Фредерик же, барон Метценгерштейн, еще не достиг совершеннолетия. Отец его, министр Г., умер совсем молодым, и мать, госпожа Мария, вскоре последовала за ним. Фредерику в то время шел пятнадцатый год. В городе пятнадцать лет – не так уж много. Ребенок в таком возрасте может быть еще ребенком, но в глуши, в глуши столь величественной, как это овеянное веками княжество, пятнадцать лет – возраст гораздо значительнее.
Прекрасная госпожа Мария! Как могла она умереть? И от чахотки! Но я молюсь о том, чтобы самому пройти такой путь. Смерти от этой нежной болезни я готов пожелать всем, кого люблю. До чего славно – уйти в расцвете, когда кровь молода, когда сердце преисполнено чувств, когда воображение горит – в воспоминаниях о днях большего счастья – под конец года, чтобы быть навсегда погребенным в изумительных осенних листьях!
Вот так умерла госпожа Мария. Когда юный барон Фредерик стоял у гроба усопшей матери, рядом с ним не было родственников. Он положил ладонь на ее безмятежное чело. По хрупкому телу его не прошла дрожь, уста его не исторгли вздоха. Бессердечный, своенравный и вспыльчивый с самого детства, к тому возрасту, о котором веду рассказ я, он пришел, познав бесчувствие, распутство и безрассудство кутежей; и в душе его давно уже пересох родник чистых помыслов и добрых воспоминаний.
Благодаря некоторым особенностям управления наследством отца юный барон вступил во владение всем огромным состоянием сразу же после его смерти. И до того мало кому из венгерских дворян доставалось такое несметное богатство. Замкам его не было счета, а красивейшим и самым большим из них был «Шато Метценгерштейн». Никто не знал наверняка, где заканчиваются принадлежащие ему земельные владения, но главный его парк простирался вокруг на пятьдесят миль.

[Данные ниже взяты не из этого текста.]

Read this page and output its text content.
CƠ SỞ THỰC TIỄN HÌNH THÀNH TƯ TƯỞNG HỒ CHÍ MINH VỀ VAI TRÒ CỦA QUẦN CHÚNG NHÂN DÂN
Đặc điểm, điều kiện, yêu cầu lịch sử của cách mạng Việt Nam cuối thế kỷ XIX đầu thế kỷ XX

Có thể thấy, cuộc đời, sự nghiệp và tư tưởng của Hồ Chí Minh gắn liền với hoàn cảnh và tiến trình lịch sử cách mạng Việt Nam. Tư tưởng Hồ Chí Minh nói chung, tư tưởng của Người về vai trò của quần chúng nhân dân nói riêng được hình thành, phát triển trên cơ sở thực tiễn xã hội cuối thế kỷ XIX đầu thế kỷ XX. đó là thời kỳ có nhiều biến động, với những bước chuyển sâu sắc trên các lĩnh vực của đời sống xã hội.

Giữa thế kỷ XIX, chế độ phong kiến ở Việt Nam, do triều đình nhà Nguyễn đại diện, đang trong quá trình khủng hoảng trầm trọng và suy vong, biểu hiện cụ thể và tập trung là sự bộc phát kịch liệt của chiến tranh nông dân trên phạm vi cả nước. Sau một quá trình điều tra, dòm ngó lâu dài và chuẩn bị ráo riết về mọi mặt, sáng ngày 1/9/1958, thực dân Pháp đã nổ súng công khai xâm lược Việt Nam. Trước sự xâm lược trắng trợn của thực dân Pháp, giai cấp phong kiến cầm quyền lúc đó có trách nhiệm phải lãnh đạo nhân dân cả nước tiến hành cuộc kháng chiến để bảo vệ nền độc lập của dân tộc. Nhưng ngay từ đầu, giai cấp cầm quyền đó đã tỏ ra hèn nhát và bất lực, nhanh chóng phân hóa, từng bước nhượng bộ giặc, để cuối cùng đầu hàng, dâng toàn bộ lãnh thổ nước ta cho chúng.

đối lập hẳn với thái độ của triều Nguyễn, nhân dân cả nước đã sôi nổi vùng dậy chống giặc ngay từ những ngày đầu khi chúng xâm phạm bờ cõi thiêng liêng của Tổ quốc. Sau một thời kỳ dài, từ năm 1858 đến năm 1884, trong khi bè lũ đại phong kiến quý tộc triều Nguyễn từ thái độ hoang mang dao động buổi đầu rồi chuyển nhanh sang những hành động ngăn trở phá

Когда столь молодой и известный своим недобрым нравом хозяин вступил во владение отцовским наследством, ни у кого не осталось сомнений в том, какой образ жизни он будет вести. И действительно, за три дня наследник переиродил самого Ирода[20] и превзошел все ожидания. Отвратительные бесчинства, ужасающие оргии, неслыханные гнусности быстро заставили его повергнутых в ужас вассалов понять, что ни самое подобострастное отношение к нему с их стороны, ни остатки его собственной совести не защитят их от безжалостных клыков этого маленького Калигулы. Вечером четвертого дня запылали конюшни замка Берлифитцинг, и безликая молва тут же приписала поджог к уже устрашающему списку чудовищных беззаконий и выходок барона.
15
При жизни был для тебя несчастьем – умирая, буду твоей смертью. (Лат.)
16
Лютер, Мартин (1483–1546) – деятель Реформации в Германии. Основатель лютеранства.
17
Лабрюйер, Жан (1645–1696) – французский писатель-моралист.
18
Проистекает от того, что мы не умеем быть одни. (Фр.)
19
Лишь раз вселяется в живую оболочку, будь то лошадь, собака, даже человек. Впрочем, разница между ними не так уж велика. (Фр.)
20
Шекспировское выражение (см. «Гамлет», акт III, сцена 2).